Гайзли кивнул и снова занялся своей трубкой.
– Мне нужны все материалы по этому делу, – сказал Элдер. – Хочу еще раз все просмотреть.
– Не много же тебе надо…
– Я вот подумал, вдруг у тебя остались знакомые, кому можно позвонить и попросить…
– Знаешь, – сказал Гайзли, – когда ты тогда сюда заявился, да еще повел себя так нахально, ты многих восстановил против себя.
– Так одна девушка уже погибла, другая чуть не отправилась за ней вслед. Неподходящий момент для вежливости. Для соблюдения протокола.
– И все же. – И с видом человека, загнанного в угол, Гайзли тяжело вздохнул. – Ладно, дай мне время сделать пару звонков. Посмотрим, может, что и получится. Ничего заранее не обещаю, имей в виду!
Элдер кивнул. Он знал, что Гайзли, поворчав, сделает все, что в его силах.
– Спасибо, Дон.
– Это тебе обойдется по меньшей мере в пару пинт.
9
Шейн Доналд вышел из полицейского участка и остановился на нижней ступеньке лестницы, оглядываясь по сторонам. Неуверенно оглядываясь. Мощные колонны позади него больше подошли бы Букингемскому дворцу или другому столь же представительному зданию, а не захудалому участку в Хаддерсфилде. Купон на бесплатный проезд по-прежнему в кармане, тот самый, что ему выдали утром, когда он покинул тюрьму. Холщовый мешок на плече да две сумки в руках – вот и все его имущество.
Он поднабрал вес, пока сидел, чуть раздался; мышцы на руках и ногах теперь были более заметны. Стал сильнее, хотя с первого взгляда вроде бы и не скажешь. Ему это нравилось. Еще немного вытянулся – теперь пять футов и восемь, даже девять, дюймов. Волосы коротко острижены, на лице, как наждачная бумага, легкая щетина.
Он больше не мальчик.
Ему дали карту, нарисованную от руки, внизу – подробные инструкции, как найти общежитие. В крайнем случае всегда можно будет кого-нибудь спросить, решил он, но скорее всего делать этого он не станет. Держись сам по себе, избегай глядеть людям в глаза – одно из правил, что он выучил за решеткой. Просто будь сам по себе. Хотя вокруг полно людей… Держись сам по себе, но если это невозможно…
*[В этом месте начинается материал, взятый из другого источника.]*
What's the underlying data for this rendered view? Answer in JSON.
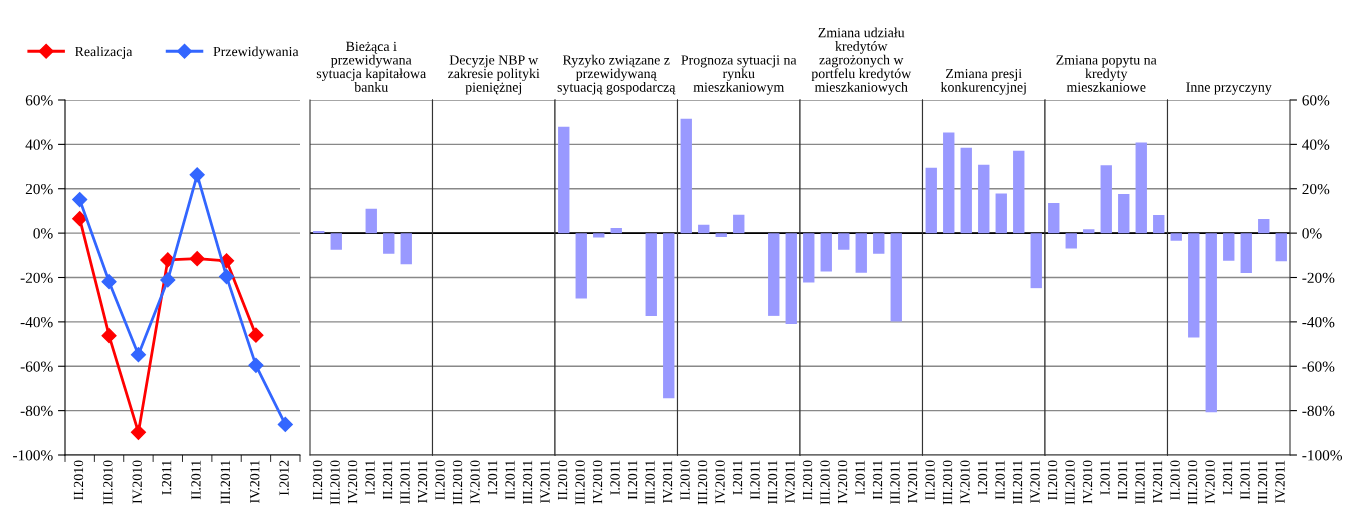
{
  "chart_data": [
    {
      "type": "line",
      "categories": [
        "II.2010",
        "III.2010",
        "IV.2010",
        "I.2011",
        "II.2011",
        "III.2011",
        "IV.2011",
        "I.2012"
      ],
      "series": [
        {
          "name": "Realizacja",
          "color": "#ff0000",
          "values": [
            6.5,
            -46.2,
            -89.8,
            -12.1,
            -11.5,
            -12.5,
            -46,
            null
          ]
        },
        {
          "name": "Przewidywania",
          "color": "#3366ff",
          "values": [
            15.1,
            -21.9,
            -54.8,
            -21.1,
            26.3,
            -19.6,
            -59.6,
            -86.2
          ]
        }
      ],
      "ylim": [
        -100,
        60
      ],
      "yticks": [
        {
          "value": -100,
          "label": "-100%"
        },
        {
          "value": -80,
          "label": "-80%"
        },
        {
          "value": -60,
          "label": "-60%"
        },
        {
          "value": -40,
          "label": "-40%"
        },
        {
          "value": -20,
          "label": "-20%"
        },
        {
          "value": 0,
          "label": "0%"
        },
        {
          "value": 20,
          "label": "20%"
        },
        {
          "value": 40,
          "label": "40%"
        },
        {
          "value": 60,
          "label": "60%"
        }
      ],
      "grid": "y",
      "legend": "top",
      "marker": "diamond",
      "line_style": "solid"
    },
    {
      "type": "bar",
      "title": "Bieżąca i\nprzewidywana\nsytuacja kapitałowa\nbanku",
      "categories": [
        "II.2010",
        "III.2010",
        "IV.2010",
        "I.2011",
        "II.2011",
        "III.2011",
        "IV.2011"
      ],
      "values": [
        1,
        -7.5,
        null,
        11,
        -9.3,
        -14,
        null
      ],
      "color": "#9999ff",
      "ylim": [
        -100,
        60
      ],
      "yticks": [
        -100,
        -80,
        -60,
        -40,
        -20,
        0,
        20,
        40,
        60
      ],
      "grid": "y",
      "tick_labels": "x",
      "ref_lines": [
        {
          "axis": "y",
          "value": 0,
          "color": "#000000"
        }
      ]
    },
    {
      "type": "bar",
      "title": "Decyzje NBP w\nzakresie polityki\npieniężnej",
      "categories": [
        "II.2010",
        "III.2010",
        "IV.2010",
        "I.2011",
        "II.2011",
        "III.2011",
        "IV.2011"
      ],
      "values": [
        null,
        null,
        null,
        null,
        null,
        null,
        null
      ],
      "ylim": [
        -100,
        60
      ],
      "yticks": [
        -100,
        -80,
        -60,
        -40,
        -20,
        0,
        20,
        40,
        60
      ],
      "grid": "y",
      "tick_labels": "x",
      "ref_lines": [
        {
          "axis": "y",
          "value": 0,
          "color": "#000000"
        }
      ]
    },
    {
      "type": "bar",
      "title": "Ryzyko związane z\nprzewidywaną\nsytuacją gospodarczą",
      "categories": [
        "II.2010",
        "III.2010",
        "IV.2010",
        "I.2011",
        "II.2011",
        "III.2011",
        "IV.2011"
      ],
      "values": [
        48,
        -29.5,
        -2,
        2.3,
        null,
        -37.3,
        -74.4
      ],
      "color": "#9999ff",
      "ylim": [
        -100,
        60
      ],
      "yticks": [
        -100,
        -80,
        -60,
        -40,
        -20,
        0,
        20,
        40,
        60
      ],
      "grid": "y",
      "tick_labels": "x",
      "ref_lines": [
        {
          "axis": "y",
          "value": 0,
          "color": "#000000"
        }
      ]
    },
    {
      "type": "bar",
      "title": "Prognoza sytuacji na\nrynku\nmieszkaniowym",
      "categories": [
        "II.2010",
        "III.2010",
        "IV.2010",
        "I.2011",
        "II.2011",
        "III.2011",
        "IV.2011"
      ],
      "values": [
        51.6,
        3.8,
        -1.8,
        8.3,
        null,
        -37.3,
        -41
      ],
      "color": "#9999ff",
      "ylim": [
        -100,
        60
      ],
      "yticks": [
        -100,
        -80,
        -60,
        -40,
        -20,
        0,
        20,
        40,
        60
      ],
      "grid": "y",
      "tick_labels": "x",
      "ref_lines": [
        {
          "axis": "y",
          "value": 0,
          "color": "#000000"
        }
      ]
    },
    {
      "type": "bar",
      "title": "Zmiana udziału\nkredytów\nzagrożonych w\nportfelu kredytów\nmieszkaniowych",
      "categories": [
        "II.2010",
        "III.2010",
        "IV.2010",
        "I.2011",
        "II.2011",
        "III.2011",
        "IV.2011"
      ],
      "values": [
        -22.3,
        -17.3,
        -7.5,
        -17.9,
        -9.3,
        -39.8,
        null
      ],
      "color": "#9999ff",
      "ylim": [
        -100,
        60
      ],
      "yticks": [
        -100,
        -80,
        -60,
        -40,
        -20,
        0,
        20,
        40,
        60
      ],
      "grid": "y",
      "tick_labels": "x",
      "ref_lines": [
        {
          "axis": "y",
          "value": 0,
          "color": "#000000"
        }
      ]
    },
    {
      "type": "bar",
      "title": "Zmiana presji\nkonkurencyjnej",
      "categories": [
        "II.2010",
        "III.2010",
        "IV.2010",
        "I.2011",
        "II.2011",
        "III.2011",
        "IV.2011"
      ],
      "values": [
        29.5,
        45.3,
        38.5,
        30.8,
        17.9,
        37.1,
        -24.8
      ],
      "color": "#9999ff",
      "ylim": [
        -100,
        60
      ],
      "yticks": [
        -100,
        -80,
        -60,
        -40,
        -20,
        0,
        20,
        40,
        60
      ],
      "grid": "y",
      "tick_labels": "x",
      "ref_lines": [
        {
          "axis": "y",
          "value": 0,
          "color": "#000000"
        }
      ]
    },
    {
      "type": "bar",
      "title": "Zmiana popytu na\nkredyty\nmieszkaniowe",
      "categories": [
        "II.2010",
        "III.2010",
        "IV.2010",
        "I.2011",
        "II.2011",
        "III.2011",
        "IV.2011"
      ],
      "values": [
        13.6,
        -6.9,
        1.8,
        30.6,
        17.6,
        40.9,
        8.2
      ],
      "color": "#9999ff",
      "ylim": [
        -100,
        60
      ],
      "yticks": [
        -100,
        -80,
        -60,
        -40,
        -20,
        0,
        20,
        40,
        60
      ],
      "grid": "y",
      "tick_labels": "x",
      "ref_lines": [
        {
          "axis": "y",
          "value": 0,
          "color": "#000000"
        }
      ]
    },
    {
      "type": "bar",
      "title": "Inne przyczyny",
      "categories": [
        "II.2010",
        "III.2010",
        "IV.2010",
        "I.2011",
        "II.2011",
        "III.2011",
        "IV.2011"
      ],
      "values": [
        -3.4,
        -47,
        -80.7,
        -12.5,
        -18,
        6.4,
        -12.7
      ],
      "color": "#9999ff",
      "ylim": [
        -100,
        60
      ],
      "yticks": [
        {
          "value": -100,
          "label": "-100%"
        },
        {
          "value": -80,
          "label": "-80%"
        },
        {
          "value": -60,
          "label": "-60%"
        },
        {
          "value": -40,
          "label": "-40%"
        },
        {
          "value": -20,
          "label": "-20%"
        },
        {
          "value": 0,
          "label": "0%"
        },
        {
          "value": 20,
          "label": "20%"
        },
        {
          "value": 40,
          "label": "40%"
        },
        {
          "value": 60,
          "label": "60%"
        }
      ],
      "grid": "y",
      "ref_lines": [
        {
          "axis": "y",
          "value": 0,
          "color": "#000000"
        }
      ]
    }
  ]
}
Он сошел с тротуара и пересек улицу.
Общежитие для условно-досрочно освобожденных оказалось огромным викторианским зданием, стоящим в глубине квартала, недалеко от широкой, в три полосы движения, улицы, поднимающейся от центра города. Несколько аналогичных зданий, расположенных поблизости, были явно превращены в гест- хаусы – небольшие отели.
Доналд несколько раз сверялся со своей картой, пока добирался сюда, вертя ее то так, то эдак, разворачивая, складывая и опять сворачивая; он и сейчас заглянул в нее, проверяя, тот ли это номер дома.
Когда он поднял глаза на дом, в одном из верхних окон мелькнул чей-то силуэт, и ему вдруг захотелось повернуться и убежать обратно – туда, откуда пришел, и даже еще дальше. Потеряться. Он ведь уже так делал.
Парадная дверь распахнулась, и на пороге возник человек – песочного цвета волосы, лет сорока, в расстегнутом сером кардигане поверх вылинявшей зеленой рубашки, в серых брюках и сандалиях.
– Шейн Доналд? Отлично. Прекрасно. – Он уже подходил ближе. – Въезжаешь к нам сегодня. Я так и думал, что ты где-то в это время появишься. Правда, нынче никогда нельзя знать с уверенностью – поезда ходят отвратно.
Он протянул руку:
– Питер Гриббенс. Заместитель управляющего. Я буду твоим воспитателем.
Его дыхание отдавало мятой, а глаза были синие и блестящие.
Внутри ощущался слабый запах дезинфекции. Где-то играла музыка, стереомагнитофон, ясно были слышны только басы. Какое-то движение. Звук работающего телевизора, а может, радио. Звон и стук посуды. Голоса, кто-то ругается, кто-то пронзительно смеется, потом тишина. Где-то наверху работает пылесос.
– Идем, – сказал Гриббенс, двигаясь к лестнице. – Покажу твою комнату. У тебя есть немного времени, чтобы устроиться. Думаю, тебе не помешает выпить чаю. А потом побеседуем.
Его комната была на втором этаже – квадратная, с высоким потолком, две односпальные кровати у противоположных стен, шкаф темного дерева с рельефным украшением в середине, здорово исцарапанный, два комода. Окно зарешечено.
– Не бери в голову, – сказал Гриббенс, проследив за взглядом Доналда. – Все окна были в таком виде, когда мы сюда въехали, по крайней мере на верхних этажах. – Он издал легкий смешок. – Это вовсе не для того, чтобы удержать тебя здесь.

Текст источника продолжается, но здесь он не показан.